White House Event and Historical Legacy

Months before, the team did not delay in agreeing to an invitation to mark their previous World Series win at the official residence – a decision that local writers described as "pathetic … weak … and hypocritical", considering the Dodgers' boast in having been the first major league team to break the racial segregation in the mid-20th century and the frequent invocations of that legacy and the values it embodies by officials and current and former athletes. A number of team members such as the manager had expressed reluctance to travel to the White House during the first term but then reconsidered or gave in to pressure from team management.

Corporate Ownership and Supporter Conflicts

A further complication for fans is that the Dodgers are owned by a corporate behemoth, the ownership group, whose equity holdings, as per media reports and its own released financial documents, involve a stake in a detention corporation that runs detention facilities. Guggenheim's leadership has stated many times that it aims to stay out of political matters, but its critics say the silence – and the financial stake – are their own type of compliance to certain policies.

All of that add up to significant mixed feelings among Latino fans in particular – sentiments that surfaced even in the excitement of this year's hard-won championship victory and the ensuing explosion of Dodgers pride across Los Angeles.

"Is it okay to support the team?" area columnist one observer reflected at the start of the playoffs in an elegant essay ruminating on "team loyalty in our blood, but uncertainty in our hearts". Galindo couldn't ultimately bring himself to view the championship, but he still felt strongly, to the point that he decided his one-man boycott must have brought the team the fortune it required to win.

Distinguishing the Team from the Owners

Many fans who have Galindo's misgivings appear to have concluded that they can continue to back the team and its lineup of global stars, featuring the Japanese megastar a key player, while pouring scorn on the team's business leadership. Nowhere was this more evident than at the victory celebration at the home venue on the following day, when the capacity crowd cheered in approval of the coach and his players but booed the team president and the top official of the ownership group.

"The executives in suits do not get to take our boys in blue from us," the fan said. "We have been with the team for more time than they have."

Historical Context and Neighborhood Impact

The problem, however, runs deeper than only the organization's current owners. The deal that moved the Brooklyn Dodgers to the city in the late 1950s involved the municipality demolishing three working-class Hispanic neighborhoods on a hill above the city center and then transferring the property to the organization for a small part of its actual worth. A song on a 2005 album that documents the events has an impoverished parking attendant at the venue revealing that the house he lost to removal is now third base.

Gustavo Arellano, perhaps the region's most widely followed Mexican American columnist and broadcaster, sees a more troubling side to the lengthy, dysfunctional relationship between the franchise and its fanbase. He calls the team the popular snack of baseball, "a business organization with an undue, even harmful devotion by too many Latinos" that has been shortchanging its fans for decades.

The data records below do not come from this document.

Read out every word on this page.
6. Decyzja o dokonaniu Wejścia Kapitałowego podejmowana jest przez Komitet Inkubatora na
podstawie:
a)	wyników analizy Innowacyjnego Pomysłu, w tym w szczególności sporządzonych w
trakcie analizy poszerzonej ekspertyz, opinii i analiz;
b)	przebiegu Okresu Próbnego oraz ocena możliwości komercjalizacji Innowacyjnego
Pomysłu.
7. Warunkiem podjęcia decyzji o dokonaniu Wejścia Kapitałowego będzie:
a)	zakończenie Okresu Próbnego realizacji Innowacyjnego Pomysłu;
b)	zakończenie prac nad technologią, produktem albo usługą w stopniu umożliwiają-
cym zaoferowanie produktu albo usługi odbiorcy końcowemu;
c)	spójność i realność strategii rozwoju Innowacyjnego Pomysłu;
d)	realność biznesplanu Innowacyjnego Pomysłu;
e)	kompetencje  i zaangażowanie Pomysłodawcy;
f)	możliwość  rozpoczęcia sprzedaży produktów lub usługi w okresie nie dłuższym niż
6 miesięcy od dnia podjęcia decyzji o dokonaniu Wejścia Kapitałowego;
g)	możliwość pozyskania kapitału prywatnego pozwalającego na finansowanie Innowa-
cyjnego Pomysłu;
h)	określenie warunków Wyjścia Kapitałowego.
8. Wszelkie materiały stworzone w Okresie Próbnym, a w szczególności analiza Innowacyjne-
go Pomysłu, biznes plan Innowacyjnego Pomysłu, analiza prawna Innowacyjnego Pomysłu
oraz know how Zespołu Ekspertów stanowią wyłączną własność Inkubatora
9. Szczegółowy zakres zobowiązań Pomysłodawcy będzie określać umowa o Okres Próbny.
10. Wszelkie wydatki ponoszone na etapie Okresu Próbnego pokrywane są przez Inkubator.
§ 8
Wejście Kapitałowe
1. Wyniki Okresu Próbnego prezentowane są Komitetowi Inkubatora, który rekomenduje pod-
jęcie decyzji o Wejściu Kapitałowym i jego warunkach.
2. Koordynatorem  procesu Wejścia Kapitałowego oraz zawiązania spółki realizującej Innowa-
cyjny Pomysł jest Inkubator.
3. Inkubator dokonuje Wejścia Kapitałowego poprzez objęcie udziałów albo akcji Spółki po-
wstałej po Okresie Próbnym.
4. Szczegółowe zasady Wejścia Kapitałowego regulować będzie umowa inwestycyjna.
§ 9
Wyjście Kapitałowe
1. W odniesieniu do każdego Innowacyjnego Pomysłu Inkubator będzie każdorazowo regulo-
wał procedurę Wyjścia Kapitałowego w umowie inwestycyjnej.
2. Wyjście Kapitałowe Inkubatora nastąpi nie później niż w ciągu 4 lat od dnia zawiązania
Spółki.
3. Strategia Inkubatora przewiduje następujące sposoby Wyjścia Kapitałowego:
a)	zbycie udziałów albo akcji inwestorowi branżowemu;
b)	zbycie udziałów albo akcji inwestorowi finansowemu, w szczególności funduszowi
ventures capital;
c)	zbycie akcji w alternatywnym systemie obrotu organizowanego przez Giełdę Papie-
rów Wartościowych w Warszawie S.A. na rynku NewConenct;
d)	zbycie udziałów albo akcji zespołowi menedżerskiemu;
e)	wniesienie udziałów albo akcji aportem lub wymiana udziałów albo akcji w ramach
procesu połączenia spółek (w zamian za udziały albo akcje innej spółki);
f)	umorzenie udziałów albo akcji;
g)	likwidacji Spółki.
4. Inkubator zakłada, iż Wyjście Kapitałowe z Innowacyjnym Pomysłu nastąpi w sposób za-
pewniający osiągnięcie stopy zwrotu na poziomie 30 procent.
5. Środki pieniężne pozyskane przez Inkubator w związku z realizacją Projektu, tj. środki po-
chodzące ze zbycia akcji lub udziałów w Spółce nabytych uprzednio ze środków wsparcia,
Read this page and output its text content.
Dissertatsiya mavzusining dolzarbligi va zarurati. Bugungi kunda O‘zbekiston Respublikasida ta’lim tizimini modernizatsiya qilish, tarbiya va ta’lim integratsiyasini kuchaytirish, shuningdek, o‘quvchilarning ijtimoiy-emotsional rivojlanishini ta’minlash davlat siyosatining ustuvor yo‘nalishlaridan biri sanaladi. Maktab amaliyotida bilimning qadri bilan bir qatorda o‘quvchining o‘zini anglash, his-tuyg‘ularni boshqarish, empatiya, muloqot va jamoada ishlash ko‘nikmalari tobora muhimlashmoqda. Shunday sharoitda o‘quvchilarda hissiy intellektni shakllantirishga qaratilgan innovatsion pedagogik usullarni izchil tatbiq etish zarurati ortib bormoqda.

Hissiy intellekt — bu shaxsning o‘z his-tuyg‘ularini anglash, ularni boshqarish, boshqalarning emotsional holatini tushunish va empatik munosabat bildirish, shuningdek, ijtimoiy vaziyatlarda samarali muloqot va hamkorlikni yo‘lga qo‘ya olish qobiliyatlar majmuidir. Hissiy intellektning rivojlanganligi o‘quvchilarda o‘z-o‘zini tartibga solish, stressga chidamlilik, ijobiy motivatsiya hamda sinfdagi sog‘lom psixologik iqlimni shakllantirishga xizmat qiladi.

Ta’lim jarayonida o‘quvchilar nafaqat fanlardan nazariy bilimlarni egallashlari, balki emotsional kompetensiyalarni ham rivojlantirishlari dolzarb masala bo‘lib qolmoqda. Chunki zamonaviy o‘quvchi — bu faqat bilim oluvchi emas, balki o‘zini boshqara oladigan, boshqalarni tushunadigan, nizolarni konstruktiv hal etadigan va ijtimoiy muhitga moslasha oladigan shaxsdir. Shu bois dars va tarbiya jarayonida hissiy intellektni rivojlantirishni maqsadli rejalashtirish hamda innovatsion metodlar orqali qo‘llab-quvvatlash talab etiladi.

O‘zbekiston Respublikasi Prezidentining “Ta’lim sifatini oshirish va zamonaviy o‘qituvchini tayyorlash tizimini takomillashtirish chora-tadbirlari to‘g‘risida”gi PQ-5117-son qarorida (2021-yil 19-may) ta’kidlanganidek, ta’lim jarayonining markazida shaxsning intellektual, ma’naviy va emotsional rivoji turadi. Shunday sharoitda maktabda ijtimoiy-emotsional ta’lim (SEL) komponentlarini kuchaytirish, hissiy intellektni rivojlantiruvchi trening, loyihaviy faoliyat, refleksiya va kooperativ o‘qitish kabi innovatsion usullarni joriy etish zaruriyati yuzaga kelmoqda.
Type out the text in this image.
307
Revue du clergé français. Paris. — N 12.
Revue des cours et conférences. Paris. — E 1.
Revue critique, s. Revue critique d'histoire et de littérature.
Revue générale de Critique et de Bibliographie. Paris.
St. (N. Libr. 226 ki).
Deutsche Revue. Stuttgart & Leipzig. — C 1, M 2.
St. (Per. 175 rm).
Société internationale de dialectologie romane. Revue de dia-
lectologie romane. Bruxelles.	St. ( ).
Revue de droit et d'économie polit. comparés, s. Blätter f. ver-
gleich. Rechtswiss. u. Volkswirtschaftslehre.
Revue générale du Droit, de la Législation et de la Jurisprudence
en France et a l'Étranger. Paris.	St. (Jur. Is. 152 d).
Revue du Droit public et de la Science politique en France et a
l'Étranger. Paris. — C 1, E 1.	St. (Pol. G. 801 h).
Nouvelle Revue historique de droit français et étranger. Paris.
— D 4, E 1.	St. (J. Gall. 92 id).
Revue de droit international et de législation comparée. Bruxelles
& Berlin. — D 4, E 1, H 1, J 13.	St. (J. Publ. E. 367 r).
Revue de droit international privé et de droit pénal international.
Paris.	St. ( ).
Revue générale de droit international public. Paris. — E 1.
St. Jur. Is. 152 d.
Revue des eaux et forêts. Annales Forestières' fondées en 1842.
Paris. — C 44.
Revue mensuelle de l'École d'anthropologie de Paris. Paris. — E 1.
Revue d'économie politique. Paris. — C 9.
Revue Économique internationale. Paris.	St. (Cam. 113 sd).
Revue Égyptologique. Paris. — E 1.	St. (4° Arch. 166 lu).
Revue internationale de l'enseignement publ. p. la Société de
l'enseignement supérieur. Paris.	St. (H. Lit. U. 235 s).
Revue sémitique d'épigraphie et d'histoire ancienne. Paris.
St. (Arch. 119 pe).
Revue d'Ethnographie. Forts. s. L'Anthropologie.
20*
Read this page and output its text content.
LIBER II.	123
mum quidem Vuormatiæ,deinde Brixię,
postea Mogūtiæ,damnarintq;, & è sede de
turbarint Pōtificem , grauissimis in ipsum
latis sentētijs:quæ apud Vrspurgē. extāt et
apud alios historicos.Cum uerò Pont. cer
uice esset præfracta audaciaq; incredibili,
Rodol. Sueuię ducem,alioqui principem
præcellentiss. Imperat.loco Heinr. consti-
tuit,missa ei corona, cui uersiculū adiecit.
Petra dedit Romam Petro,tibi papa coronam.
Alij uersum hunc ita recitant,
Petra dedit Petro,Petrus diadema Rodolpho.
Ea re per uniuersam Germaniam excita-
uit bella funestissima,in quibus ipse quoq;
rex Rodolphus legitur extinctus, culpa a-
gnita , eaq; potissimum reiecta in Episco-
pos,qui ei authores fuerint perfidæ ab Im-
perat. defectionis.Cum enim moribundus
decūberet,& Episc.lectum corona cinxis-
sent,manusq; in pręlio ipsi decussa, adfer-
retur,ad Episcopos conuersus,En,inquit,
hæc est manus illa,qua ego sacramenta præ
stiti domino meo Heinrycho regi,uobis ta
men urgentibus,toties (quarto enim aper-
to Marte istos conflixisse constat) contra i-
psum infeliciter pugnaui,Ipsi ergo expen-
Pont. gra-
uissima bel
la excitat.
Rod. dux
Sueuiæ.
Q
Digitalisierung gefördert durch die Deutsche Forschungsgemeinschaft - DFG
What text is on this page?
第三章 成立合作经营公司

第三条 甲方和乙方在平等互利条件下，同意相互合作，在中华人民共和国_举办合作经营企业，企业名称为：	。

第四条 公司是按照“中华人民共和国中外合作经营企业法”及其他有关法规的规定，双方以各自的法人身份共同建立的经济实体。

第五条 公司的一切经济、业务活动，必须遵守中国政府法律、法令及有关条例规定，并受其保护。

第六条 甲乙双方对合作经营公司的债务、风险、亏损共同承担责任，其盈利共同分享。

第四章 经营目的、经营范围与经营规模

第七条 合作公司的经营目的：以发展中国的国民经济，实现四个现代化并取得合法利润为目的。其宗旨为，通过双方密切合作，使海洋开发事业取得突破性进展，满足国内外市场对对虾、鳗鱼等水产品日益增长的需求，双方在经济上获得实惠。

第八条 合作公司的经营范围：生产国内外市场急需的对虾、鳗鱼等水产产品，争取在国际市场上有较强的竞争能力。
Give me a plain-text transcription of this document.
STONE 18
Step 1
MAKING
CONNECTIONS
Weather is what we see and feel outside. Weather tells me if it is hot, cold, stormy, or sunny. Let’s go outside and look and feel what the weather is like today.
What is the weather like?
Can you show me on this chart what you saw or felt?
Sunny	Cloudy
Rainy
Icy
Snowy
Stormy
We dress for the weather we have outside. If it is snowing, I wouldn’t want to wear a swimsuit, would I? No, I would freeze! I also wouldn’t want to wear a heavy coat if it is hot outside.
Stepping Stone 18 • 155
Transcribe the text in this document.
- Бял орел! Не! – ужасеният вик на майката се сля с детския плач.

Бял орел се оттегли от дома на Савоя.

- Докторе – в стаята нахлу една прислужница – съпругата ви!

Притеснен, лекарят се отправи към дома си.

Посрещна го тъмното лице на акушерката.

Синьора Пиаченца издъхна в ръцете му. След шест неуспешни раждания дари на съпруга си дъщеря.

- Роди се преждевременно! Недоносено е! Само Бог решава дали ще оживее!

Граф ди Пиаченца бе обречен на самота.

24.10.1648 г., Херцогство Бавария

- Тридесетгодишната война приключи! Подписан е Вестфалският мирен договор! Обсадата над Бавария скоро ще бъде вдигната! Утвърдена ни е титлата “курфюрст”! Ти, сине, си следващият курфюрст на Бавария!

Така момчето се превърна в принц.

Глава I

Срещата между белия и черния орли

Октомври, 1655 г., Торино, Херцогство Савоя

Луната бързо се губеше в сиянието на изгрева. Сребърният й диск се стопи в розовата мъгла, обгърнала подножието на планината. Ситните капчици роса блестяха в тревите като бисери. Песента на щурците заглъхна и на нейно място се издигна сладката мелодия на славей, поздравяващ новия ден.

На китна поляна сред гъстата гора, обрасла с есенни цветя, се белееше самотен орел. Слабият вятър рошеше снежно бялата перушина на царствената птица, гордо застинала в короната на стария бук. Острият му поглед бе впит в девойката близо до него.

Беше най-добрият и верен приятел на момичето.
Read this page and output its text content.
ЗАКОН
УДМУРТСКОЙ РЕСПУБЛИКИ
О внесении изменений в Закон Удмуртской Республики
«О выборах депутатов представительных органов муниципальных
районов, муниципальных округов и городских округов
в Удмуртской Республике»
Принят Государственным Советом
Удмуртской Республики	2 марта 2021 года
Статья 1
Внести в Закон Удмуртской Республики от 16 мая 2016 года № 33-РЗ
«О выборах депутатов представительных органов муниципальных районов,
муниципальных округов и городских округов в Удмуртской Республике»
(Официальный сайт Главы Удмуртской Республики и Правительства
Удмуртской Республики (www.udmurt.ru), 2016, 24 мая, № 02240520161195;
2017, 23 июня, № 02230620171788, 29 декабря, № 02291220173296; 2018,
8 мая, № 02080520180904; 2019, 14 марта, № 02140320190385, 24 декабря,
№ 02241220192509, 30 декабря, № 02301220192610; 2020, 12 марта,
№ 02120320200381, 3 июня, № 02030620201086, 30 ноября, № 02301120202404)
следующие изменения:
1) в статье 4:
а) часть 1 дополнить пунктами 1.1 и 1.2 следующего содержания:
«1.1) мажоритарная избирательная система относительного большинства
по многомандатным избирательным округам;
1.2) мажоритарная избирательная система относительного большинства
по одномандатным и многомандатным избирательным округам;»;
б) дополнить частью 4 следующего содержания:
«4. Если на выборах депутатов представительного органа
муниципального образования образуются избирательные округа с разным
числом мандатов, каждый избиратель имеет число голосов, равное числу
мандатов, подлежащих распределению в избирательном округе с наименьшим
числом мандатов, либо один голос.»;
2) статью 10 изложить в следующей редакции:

"They have put one arm around Latino fans while profiting from them with the other for so long because they have been able to avoid consequences," the writer wrote over the summer, when calls to boycott the team over its lack of response to the raids were contradicted by the uncomfortable reality that turnout at home games remained steady, even at the peak of the protests when downtown LA was under to a nightly restriction.

Global Players and Fan Connections

Distinguishing the squad from its business leadership is not a simple matter, {

Scott Myers
Scott Myers

A passionate curator and lifestyle blogger with a knack for finding hidden gems in subscription services.